Bukan karena kasihan kepada anaknya yang sedang sakit, tetapi karena Melisa merasa pembantunya itu bisa berguna jika dipermainkan dengan benar.
“Tidak ada yang lebih sulit daripada dibenci oleh seseorang yang kamu berikan hatinya.”
Melisa pergi, menunggu hari ketika Idel, yang menyadari kesalahannya, akan datang menemuinya sendiri.
Dia berharap anaknya menyadari kesalahannya sebelum Melisa harus mengambil tindakan lebih lanjut.
☪︎ ִ ࣪𖤐 𐦍 ☾𖤓 ☪︎ ִ ࣪𖤐 𐦍 ☾𖤓
Bahkan setelah Melisa pergi, para pelayan masih berdiri kokoh di tempat mereka, hanya merilekskan tubuh mereka setelah suara langkah kakinya benar-benar menghilang.
Mereka yang berlarian mencari Idel mendesah bercampur ketidakpuasan, terperangkap dalam jaring yang ditenun Melisa.
“…Sejujurnya, bencana mendadak macam apa ini?”
“Aku tahu, kan?

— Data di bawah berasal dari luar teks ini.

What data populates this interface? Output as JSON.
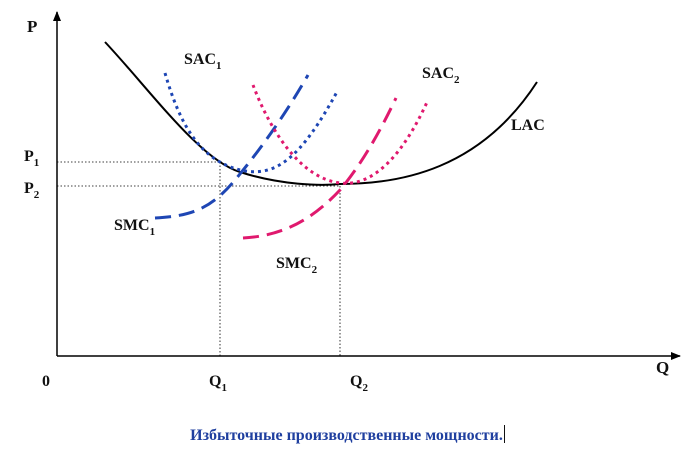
{
  "axes": {
    "y_label": "P",
    "x_label": "Q",
    "origin_label": "0"
  },
  "price_ticks": [
    {
      "main": "P",
      "sub": "1"
    },
    {
      "main": "P",
      "sub": "2"
    }
  ],
  "quantity_ticks": [
    {
      "main": "Q",
      "sub": "1"
    },
    {
      "main": "Q",
      "sub": "2"
    }
  ],
  "curves": {
    "lac": {
      "label": "LAC",
      "color": "#000000"
    },
    "sac1": {
      "main": "SAC",
      "sub": "1",
      "color": "#1e46b4"
    },
    "smc1": {
      "main": "SMC",
      "sub": "1",
      "color": "#1e46b4"
    },
    "sac2": {
      "main": "SAC",
      "sub": "2",
      "color": "#e0196e"
    },
    "smc2": {
      "main": "SMC",
      "sub": "2",
      "color": "#e0196e"
    }
  },
  "caption": "Избыточные производственные мощности."
}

Dia tiba-tiba menghilang dari rumah besar itu, dan setelah mencari dengan putus asa, sekarang dia malah pingsan?”
“Oleh karena itu, kita harus tetap siaga tanpa istirahat sedikit pun. Dan kau juga mendengar apa yang dikatakan Countess, bukan?”

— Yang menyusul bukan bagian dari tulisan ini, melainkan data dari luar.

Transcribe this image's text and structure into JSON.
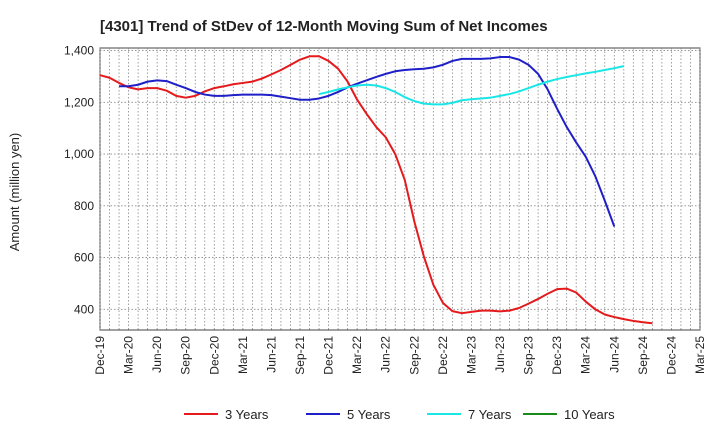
{
  "chart_data": {
    "type": "line",
    "title": "[4301]  Trend of StDev of 12-Month Moving Sum of Net Incomes",
    "xlabel": "",
    "ylabel": "Amount (million yen)",
    "ylim": [
      320,
      1410
    ],
    "yticks": [
      400,
      600,
      800,
      1000,
      1200,
      1400
    ],
    "ytick_labels": [
      "400",
      "600",
      "800",
      "1,000",
      "1,200",
      "1,400"
    ],
    "xticks": [
      "Dec-19",
      "Mar-20",
      "Jun-20",
      "Sep-20",
      "Dec-20",
      "Mar-21",
      "Jun-21",
      "Sep-21",
      "Dec-21",
      "Mar-22",
      "Jun-22",
      "Sep-22",
      "Dec-22",
      "Mar-23",
      "Jun-23",
      "Sep-23",
      "Dec-23",
      "Mar-24",
      "Jun-24",
      "Sep-24",
      "Dec-24",
      "Mar-25"
    ],
    "grid": true,
    "legend_position": "bottom",
    "series": [
      {
        "name": "3 Years",
        "color": "#e41a1c",
        "start": "Dec-19",
        "values": [
          1305,
          1295,
          1275,
          1258,
          1250,
          1255,
          1255,
          1245,
          1225,
          1218,
          1225,
          1242,
          1255,
          1262,
          1270,
          1275,
          1280,
          1292,
          1308,
          1325,
          1345,
          1365,
          1378,
          1378,
          1360,
          1330,
          1280,
          1210,
          1155,
          1105,
          1065,
          1000,
          900,
          740,
          605,
          495,
          425,
          393,
          385,
          390,
          395,
          395,
          392,
          395,
          405,
          422,
          440,
          460,
          478,
          480,
          465,
          430,
          400,
          380,
          370,
          362,
          355,
          350,
          346
        ]
      },
      {
        "name": "5 Years",
        "color": "#1f1fc8",
        "start": "Dec-19",
        "values": [
          null,
          null,
          1262,
          1262,
          1268,
          1280,
          1285,
          1282,
          1268,
          1255,
          1240,
          1230,
          1225,
          1225,
          1228,
          1230,
          1230,
          1230,
          1228,
          1222,
          1216,
          1210,
          1210,
          1215,
          1225,
          1240,
          1258,
          1272,
          1285,
          1298,
          1310,
          1320,
          1325,
          1328,
          1330,
          1335,
          1345,
          1360,
          1368,
          1368,
          1368,
          1370,
          1375,
          1375,
          1365,
          1345,
          1310,
          1250,
          1175,
          1105,
          1045,
          990,
          915,
          820,
          720
        ]
      },
      {
        "name": "7 Years",
        "color": "#19e6e6",
        "start": "Dec-19",
        "values": [
          null,
          null,
          null,
          null,
          null,
          null,
          null,
          null,
          null,
          null,
          null,
          null,
          null,
          null,
          null,
          null,
          null,
          null,
          null,
          null,
          null,
          null,
          null,
          1232,
          1240,
          1250,
          1258,
          1265,
          1268,
          1265,
          1255,
          1240,
          1220,
          1205,
          1195,
          1192,
          1192,
          1198,
          1208,
          1212,
          1215,
          1218,
          1225,
          1232,
          1242,
          1255,
          1268,
          1280,
          1290,
          1298,
          1305,
          1312,
          1318,
          1325,
          1332,
          1340
        ]
      },
      {
        "name": "10 Years",
        "color": "#1a8a1a",
        "start": "Dec-19",
        "values": []
      }
    ]
  }
}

“Omong kosong tentang menjadi hanya seorang pelayan?”
Wajah para pelayan berubah karena tidak senang.
Sekalipun mereka adalah para pelayan, mereka tetaplah orang-orang dari keluarga bangsawan, bukan sekedar orang-orang biasa.
Mereka semua dipilih dengan cermat dan memenuhi persyaratan kualifikasi yang ketat sebelum diizinkan untuk bergabung.
Mereka adalah orang-orang yang bangga dengan pekerjaan mereka. Mungkin itu sebabnya…
Seseorang di antara kelompok yang berkumpul itu tiba-tiba menyuarakan spekulasi yang cukup berbahaya.
“Hei, kau tidak berpikir ini semua hanya tipuan, kan? Bagaimana jika Duke, yang merasa kasihan pada Nona Idel, memutuskan untuk mencabut hukuman yang telah dijatuhkannya?”